Es parte del sistema de conceptos que van cambiando de voz, cada boca sale a buscar la media naranja en un bar, es el zafarrancho de la corneta, la búsqueda del lugar perfecto para terminar encontrando el alba junto a una mujer y huir de la luz con el sexo en la boca.

todo comenzó en querer decir una palabra inteligente, una opinión y terminar con la sal en la lengua.

Sin caries.

Podría ser una preocupación para muchos tener la dentadura blanca y ordenada, ante la mirada sorpresiva de cualquiera que mira de reojo tu sonrisa. Estamos en años de dietas y mordidas que dejan un rastro en la carne, como recuerdo de la ultima vez que saboreamos el instinto antiguo del animal. Nos preocupamos por la alineación de los incisivos y la ordenada caída de los molares ante cada palabra que emanas en la mesa o la cama en la sorpresa de atrapar a la presa con mis garras.

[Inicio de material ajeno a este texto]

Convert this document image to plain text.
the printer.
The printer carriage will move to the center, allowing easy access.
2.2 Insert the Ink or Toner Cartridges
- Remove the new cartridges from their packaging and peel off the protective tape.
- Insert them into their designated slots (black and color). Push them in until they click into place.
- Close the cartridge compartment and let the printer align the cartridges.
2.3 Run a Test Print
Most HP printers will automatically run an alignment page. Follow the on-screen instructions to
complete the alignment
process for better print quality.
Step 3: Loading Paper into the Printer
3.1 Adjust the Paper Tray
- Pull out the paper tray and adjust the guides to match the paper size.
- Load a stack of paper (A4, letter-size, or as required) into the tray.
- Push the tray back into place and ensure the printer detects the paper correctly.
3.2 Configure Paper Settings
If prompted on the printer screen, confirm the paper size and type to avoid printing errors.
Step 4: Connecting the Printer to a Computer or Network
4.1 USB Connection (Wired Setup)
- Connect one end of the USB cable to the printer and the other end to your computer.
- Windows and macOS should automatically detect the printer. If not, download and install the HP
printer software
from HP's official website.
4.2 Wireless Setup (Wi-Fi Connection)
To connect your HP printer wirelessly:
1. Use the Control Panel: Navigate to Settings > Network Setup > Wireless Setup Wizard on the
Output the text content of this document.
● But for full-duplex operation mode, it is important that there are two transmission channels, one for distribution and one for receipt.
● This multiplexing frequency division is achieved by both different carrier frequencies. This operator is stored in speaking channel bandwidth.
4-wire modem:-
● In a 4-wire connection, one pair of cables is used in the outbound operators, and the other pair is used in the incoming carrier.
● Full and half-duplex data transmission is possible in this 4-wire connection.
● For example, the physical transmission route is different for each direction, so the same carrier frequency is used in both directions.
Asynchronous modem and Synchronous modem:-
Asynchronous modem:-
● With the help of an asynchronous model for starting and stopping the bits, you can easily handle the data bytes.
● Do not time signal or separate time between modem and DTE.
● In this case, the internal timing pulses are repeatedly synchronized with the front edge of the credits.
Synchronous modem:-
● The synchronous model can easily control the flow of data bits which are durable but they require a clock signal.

Personalmente mi dentadura es como aquel edificio antiguo y en desuso que todos recordamos. respiramos en sus columnas y en sus pisos que eran tan sólidos como una muralla. ahora con la modernidad lo sostienen vigas y pilotes de hormigón, aceros y envolturas de lacas en toda la estructura que cuidan los portones de mis labios, olvidamos las bacterias en las gargantas y la respiración con su gemido, nos olvidamos de las cuerdas vocales que sedujeron tu silueta, tu entorno óseo. esto me inspira. quiero llevarte a mirar el mar y exhalar la brisa con la sal en los dedos que acarician tus labios por encima del pantalon, deslizar la mano hasta llegar al pubis y regodearte a empapar tu imaginación, los pezones, los huesos, el ombligo y el cuello son parte del tacto que recorre la lengua en ese vaivén de la fiera que no deja escapar su presa. Entre toda esa incertidumbre de salivas y gérmenes que se intercambian entre cada agitado soplido, solamente escuché una amenazadora voz que me decía, espero que no tengas caries en esa palabra entrecortada de alerta ante su boca intacta sin amalgama.